Overige aandachtspunten bij het rapporteren van de installaties
Vermijd fouten bij het rapporteren van installaties. De onderstaande aandachtspunten komen uit een steekproefcontrole op 110 dossiers.
Betere waarden gerapporteerd dan vermeld in de stavingsstukken
In een aantal dossiers nemen verslaggevers bepaalde gegevens niet over uit de technische fiches of ander stavingsstukken. Enkele voorbeelden:
- De circulatiepomp is ‘natlopend’ gerapporteerd in plaats van ‘drooglopend’;
- Het elektrisch vermogen van de pomp voor de warmtetoevoer over de verdamper is met een hogere waarde gerapporteerd dan blijkt uit de technische fiche;
- De dikte van de isolatie van het opslagvat is beter gerapporteerd dan blijkt uit de technische fiche;
- Het gerapporteerd vermogen voor de warmteopwekking is lager dan blijkt uit de Ecodesigngegevens.
Het opwekkingstoestel (of toestellen) valt niet onder Ecodesign, maar is wel zo gerapporteerd
In de EPB-aangifte is gerapporteerd dat het opwekkingstoestel voor warm tapwater onder toepassing van de Ecodesignrichtlijn valt en bijvoorbeeld voorzien is van een geïntegreerd opslagvat.
Echter, als blijkt dat het opwekkingstoestel gecombineerd is met een extern opslagvat of warmtewisselaar en er voor die combinatie geen testgegevens volgens Ecodesign beschikbaar zijn, valt de opwekker voor warm tapwater niet onder Ecodesign. In dat geval moeten het opwekkingsrendement en het opslagrendement berekend worden met de vaste rendementen.
Het is mogelijk dat een condenserende ketel A zorgt voor de opwarming van boiler B. Als de fabrikant niet expliciet beschikt over een ErP-fiche met testgegevens van de combinatie ‘Condenserende ketel A + boiler B’, moet de ‘boiler B’ gerapporteerd worden als extern opslagvat. Dit toestel valt dan niet onder Ecodesign. Een berekend pakketlabel wordt niet aanvaard.
Voorbeeld:
Er zijn verschillende types afgifte-elementen en er is niet gerapporteerd met het slechtste afgifte-element
- De EPB-eenheid heeft één ruimte met elektrische verwarming
Als een afgifte-element voorzien is van een vaste elektrische aansluiting in één ruimte en de rest van de ruimte heeft een ander afgiftesysteem, maakt u voor die ene ruimte best een afzonderlijke energiesector. Als dat niet zo is, moet de hele EPB-eenheid gerapporteerd worden met het afgiftesysteem met het slechtste rendement, namelijk elektrische verwarming.

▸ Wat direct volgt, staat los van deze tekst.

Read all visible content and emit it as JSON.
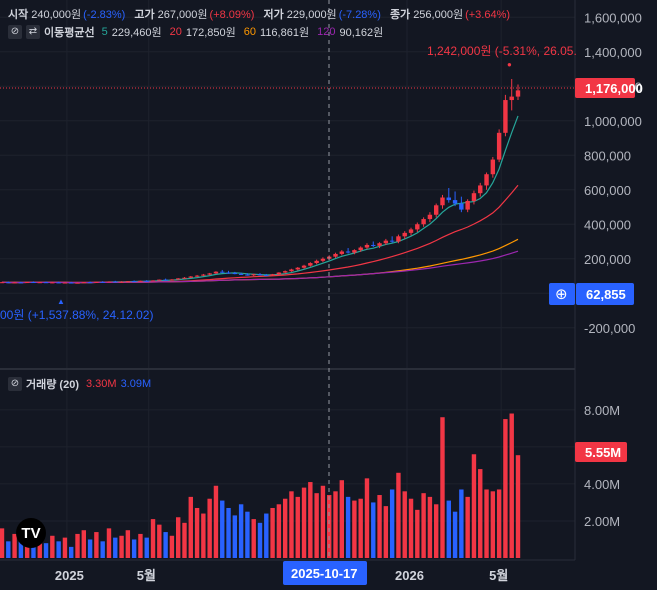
{
  "legend": {
    "open_label": "시작",
    "open_value": "240,000원",
    "open_change": "(-2.83%)",
    "high_label": "고가",
    "high_value": "267,000원",
    "high_change": "(+8.09%)",
    "low_label": "저가",
    "low_value": "229,000원",
    "low_change": "(-7.28%)",
    "close_label": "종가",
    "close_value": "256,000원",
    "close_change": "(+3.64%)"
  },
  "ma_legend": {
    "title": "이동평균선",
    "items": [
      {
        "period": "5",
        "value": "229,460원",
        "color": "#26a69a"
      },
      {
        "period": "20",
        "value": "172,850원",
        "color": "#f23645"
      },
      {
        "period": "60",
        "value": "116,861원",
        "color": "#ff9800"
      },
      {
        "period": "120",
        "value": "90,162원",
        "color": "#9c27b0"
      }
    ]
  },
  "volume_legend": {
    "title": "거래량 (20)",
    "value1": "3.30M",
    "value2": "3.09M"
  },
  "annotations": {
    "high_label": "1,242,000원 (-5.31%, 26.05.",
    "low_label": "00원 (+1,537.88%, 24.12.02)"
  },
  "price_axis": {
    "ticks": [
      "1,600,000",
      "1,400,000",
      "1,200,000",
      "1,000,000",
      "800,000",
      "600,000",
      "400,000",
      "200,000",
      "0",
      "-200,000"
    ],
    "last_price_tag": "1,176,000",
    "crosshair_value": "62,855"
  },
  "volume_axis": {
    "ticks": [
      "8.00M",
      "6.00M",
      "4.00M",
      "2.00M"
    ],
    "last_volume_tag": "5.55M"
  },
  "time_axis": {
    "labels": [
      "2025",
      "5월",
      "2026",
      "5월"
    ],
    "crosshair_date": "2025-10-17"
  },
  "colors": {
    "up": "#f23645",
    "down": "#2962ff",
    "background": "#131722",
    "grid": "#1e222d",
    "crosshair_label": "#2962ff"
  },
  "chart_data": {
    "type": "candlestick",
    "price_range": [
      -300000,
      1700000
    ],
    "volume_range": [
      0,
      8800000
    ],
    "candles": [
      {
        "o": 62000,
        "h": 66000,
        "l": 60000,
        "c": 64000,
        "v": 1600000
      },
      {
        "o": 64000,
        "h": 68000,
        "l": 62000,
        "c": 61000,
        "v": 900000
      },
      {
        "o": 61000,
        "h": 65000,
        "l": 59000,
        "c": 63000,
        "v": 1300000
      },
      {
        "o": 63000,
        "h": 67000,
        "l": 61000,
        "c": 62000,
        "v": 1100000
      },
      {
        "o": 62000,
        "h": 66000,
        "l": 60000,
        "c": 65000,
        "v": 1400000
      },
      {
        "o": 65000,
        "h": 69000,
        "l": 63000,
        "c": 63000,
        "v": 700000
      },
      {
        "o": 63000,
        "h": 66000,
        "l": 60000,
        "c": 64000,
        "v": 1000000
      },
      {
        "o": 64000,
        "h": 68000,
        "l": 62000,
        "c": 62000,
        "v": 800000
      },
      {
        "o": 62000,
        "h": 65000,
        "l": 59000,
        "c": 63000,
        "v": 1200000
      },
      {
        "o": 63000,
        "h": 67000,
        "l": 61000,
        "c": 61000,
        "v": 900000
      },
      {
        "o": 61000,
        "h": 64000,
        "l": 58000,
        "c": 62000,
        "v": 1100000
      },
      {
        "o": 62000,
        "h": 66000,
        "l": 60000,
        "c": 60000,
        "v": 600000
      },
      {
        "o": 60000,
        "h": 63000,
        "l": 57000,
        "c": 61000,
        "v": 1300000
      },
      {
        "o": 61000,
        "h": 65000,
        "l": 59000,
        "c": 64000,
        "v": 1500000
      },
      {
        "o": 64000,
        "h": 68000,
        "l": 62000,
        "c": 63000,
        "v": 1000000
      },
      {
        "o": 63000,
        "h": 67000,
        "l": 61000,
        "c": 66000,
        "v": 1400000
      },
      {
        "o": 66000,
        "h": 70000,
        "l": 64000,
        "c": 65000,
        "v": 900000
      },
      {
        "o": 65000,
        "h": 69000,
        "l": 63000,
        "c": 68000,
        "v": 1600000
      },
      {
        "o": 68000,
        "h": 72000,
        "l": 66000,
        "c": 66000,
        "v": 1100000
      },
      {
        "o": 66000,
        "h": 70000,
        "l": 64000,
        "c": 67000,
        "v": 1200000
      },
      {
        "o": 67000,
        "h": 71000,
        "l": 65000,
        "c": 70000,
        "v": 1500000
      },
      {
        "o": 70000,
        "h": 74000,
        "l": 68000,
        "c": 69000,
        "v": 1000000
      },
      {
        "o": 69000,
        "h": 73000,
        "l": 67000,
        "c": 72000,
        "v": 1300000
      },
      {
        "o": 72000,
        "h": 76000,
        "l": 70000,
        "c": 71000,
        "v": 1100000
      },
      {
        "o": 71000,
        "h": 75000,
        "l": 69000,
        "c": 74000,
        "v": 2100000
      },
      {
        "o": 74000,
        "h": 80000,
        "l": 72000,
        "c": 79000,
        "v": 1800000
      },
      {
        "o": 79000,
        "h": 85000,
        "l": 77000,
        "c": 77000,
        "v": 1400000
      },
      {
        "o": 77000,
        "h": 82000,
        "l": 75000,
        "c": 80000,
        "v": 1200000
      },
      {
        "o": 80000,
        "h": 88000,
        "l": 78000,
        "c": 86000,
        "v": 2200000
      },
      {
        "o": 86000,
        "h": 94000,
        "l": 84000,
        "c": 90000,
        "v": 1900000
      },
      {
        "o": 90000,
        "h": 100000,
        "l": 88000,
        "c": 97000,
        "v": 3300000
      },
      {
        "o": 97000,
        "h": 106000,
        "l": 94000,
        "c": 102000,
        "v": 2700000
      },
      {
        "o": 102000,
        "h": 112000,
        "l": 99000,
        "c": 108000,
        "v": 2400000
      },
      {
        "o": 108000,
        "h": 118000,
        "l": 104000,
        "c": 115000,
        "v": 3200000
      },
      {
        "o": 115000,
        "h": 128000,
        "l": 112000,
        "c": 125000,
        "v": 3900000
      },
      {
        "o": 125000,
        "h": 135000,
        "l": 118000,
        "c": 120000,
        "v": 3100000
      },
      {
        "o": 120000,
        "h": 130000,
        "l": 113000,
        "c": 117000,
        "v": 2700000
      },
      {
        "o": 117000,
        "h": 124000,
        "l": 110000,
        "c": 112000,
        "v": 2300000
      },
      {
        "o": 112000,
        "h": 120000,
        "l": 106000,
        "c": 108000,
        "v": 2900000
      },
      {
        "o": 108000,
        "h": 116000,
        "l": 102000,
        "c": 106000,
        "v": 2500000
      },
      {
        "o": 106000,
        "h": 113000,
        "l": 100000,
        "c": 110000,
        "v": 2100000
      },
      {
        "o": 110000,
        "h": 117000,
        "l": 104000,
        "c": 105000,
        "v": 1900000
      },
      {
        "o": 105000,
        "h": 112000,
        "l": 100000,
        "c": 104000,
        "v": 2400000
      },
      {
        "o": 104000,
        "h": 112000,
        "l": 100000,
        "c": 110000,
        "v": 2700000
      },
      {
        "o": 110000,
        "h": 122000,
        "l": 107000,
        "c": 120000,
        "v": 2900000
      },
      {
        "o": 120000,
        "h": 132000,
        "l": 116000,
        "c": 128000,
        "v": 3200000
      },
      {
        "o": 128000,
        "h": 142000,
        "l": 124000,
        "c": 138000,
        "v": 3600000
      },
      {
        "o": 138000,
        "h": 152000,
        "l": 132000,
        "c": 148000,
        "v": 3300000
      },
      {
        "o": 148000,
        "h": 165000,
        "l": 142000,
        "c": 160000,
        "v": 3800000
      },
      {
        "o": 160000,
        "h": 180000,
        "l": 154000,
        "c": 175000,
        "v": 4100000
      },
      {
        "o": 175000,
        "h": 195000,
        "l": 168000,
        "c": 188000,
        "v": 3500000
      },
      {
        "o": 188000,
        "h": 208000,
        "l": 180000,
        "c": 200000,
        "v": 3900000
      },
      {
        "o": 200000,
        "h": 220000,
        "l": 192000,
        "c": 212000,
        "v": 3400000
      },
      {
        "o": 212000,
        "h": 235000,
        "l": 205000,
        "c": 228000,
        "v": 3600000
      },
      {
        "o": 228000,
        "h": 250000,
        "l": 220000,
        "c": 242000,
        "v": 4200000
      },
      {
        "o": 242000,
        "h": 262000,
        "l": 230000,
        "c": 236000,
        "v": 3300000
      },
      {
        "o": 236000,
        "h": 255000,
        "l": 226000,
        "c": 250000,
        "v": 3100000
      },
      {
        "o": 250000,
        "h": 272000,
        "l": 240000,
        "c": 265000,
        "v": 3200000
      },
      {
        "o": 265000,
        "h": 290000,
        "l": 255000,
        "c": 280000,
        "v": 4300000
      },
      {
        "o": 280000,
        "h": 300000,
        "l": 268000,
        "c": 275000,
        "v": 3000000
      },
      {
        "o": 275000,
        "h": 296000,
        "l": 262000,
        "c": 290000,
        "v": 3400000
      },
      {
        "o": 290000,
        "h": 315000,
        "l": 280000,
        "c": 305000,
        "v": 2800000
      },
      {
        "o": 305000,
        "h": 330000,
        "l": 292000,
        "c": 300000,
        "v": 3700000
      },
      {
        "o": 300000,
        "h": 340000,
        "l": 290000,
        "c": 330000,
        "v": 4600000
      },
      {
        "o": 330000,
        "h": 360000,
        "l": 315000,
        "c": 350000,
        "v": 3600000
      },
      {
        "o": 350000,
        "h": 380000,
        "l": 335000,
        "c": 370000,
        "v": 3200000
      },
      {
        "o": 370000,
        "h": 410000,
        "l": 355000,
        "c": 400000,
        "v": 2600000
      },
      {
        "o": 400000,
        "h": 440000,
        "l": 385000,
        "c": 430000,
        "v": 3500000
      },
      {
        "o": 430000,
        "h": 470000,
        "l": 412000,
        "c": 455000,
        "v": 3300000
      },
      {
        "o": 455000,
        "h": 520000,
        "l": 440000,
        "c": 510000,
        "v": 2900000
      },
      {
        "o": 510000,
        "h": 570000,
        "l": 490000,
        "c": 555000,
        "v": 7600000
      },
      {
        "o": 555000,
        "h": 610000,
        "l": 525000,
        "c": 540000,
        "v": 3100000
      },
      {
        "o": 540000,
        "h": 590000,
        "l": 505000,
        "c": 520000,
        "v": 2500000
      },
      {
        "o": 520000,
        "h": 560000,
        "l": 470000,
        "c": 485000,
        "v": 3700000
      },
      {
        "o": 485000,
        "h": 545000,
        "l": 470000,
        "c": 535000,
        "v": 3300000
      },
      {
        "o": 535000,
        "h": 595000,
        "l": 515000,
        "c": 580000,
        "v": 5600000
      },
      {
        "o": 580000,
        "h": 640000,
        "l": 560000,
        "c": 625000,
        "v": 4800000
      },
      {
        "o": 625000,
        "h": 700000,
        "l": 600000,
        "c": 690000,
        "v": 3700000
      },
      {
        "o": 690000,
        "h": 790000,
        "l": 670000,
        "c": 775000,
        "v": 3600000
      },
      {
        "o": 775000,
        "h": 950000,
        "l": 760000,
        "c": 930000,
        "v": 3700000
      },
      {
        "o": 930000,
        "h": 1150000,
        "l": 910000,
        "c": 1120000,
        "v": 7500000
      },
      {
        "o": 1120000,
        "h": 1242000,
        "l": 1060000,
        "c": 1140000,
        "v": 7800000
      },
      {
        "o": 1140000,
        "h": 1210000,
        "l": 1120000,
        "c": 1176000,
        "v": 5550000
      }
    ]
  }
}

- De EPB-eenheid bevat zowel radiatoren als vloerverwarming
Als de EPB-eenheid niet opgesplitst wordt in een energiesector per type afgifte-element, moet er gerekend worden met het afgiftesysteem met het slechtste afgifterendement voor de ganse EPB-eenheid.
- De staving over de aard van de afgifte-elementen ontbreekt
Als er geen staving wordt aangereikt dat er vloerverwarming aanwezig is en de opwekker is geen elektrische weerstandsverwarming, wordt er aangenomen dat het afgifte-element ‘radiatoren’ is. Door de verplichting tot het opladen van stavingsstukken voor EPB-aangiften ingediend vanaf 1 januari 2023 moet de staving van de afgifte-elementen aanwezig zijn.
Lokale opwekker in plaats van gemengde opwekker
Vooral bij projecten met aanvraagdatum tot vergunning in 2018 is vastgesteld dat een warmteopwekker gerapporteerd wordt als een lokale opwekker voor ruimteverwarming en als lokale opwekker voor de opwekking van sanitair warm water.
Meestal blijkt dat er slechts één opwekker (bijvoorbeeld een gascondensatieketel van het doorstroomprincipe) geplaatst is voor ruimteverwarming en sanitair warm water samen.
Opwekkers die instaan voor zowel de opwekking van de ruimteverwarming als voor de opwekking van sanitair warm water moeten voor bouwprojecten met een aanvraagdatum tot vergunning vanaf 2018 ingevoerd worden als een ‘gemengde opwekker’.
Het buffervat is niet gerapporteerd
Uit de aangereikte staving blijkt dat er een buffervat aanwezig is, maar dat werd niet gerapporteerd.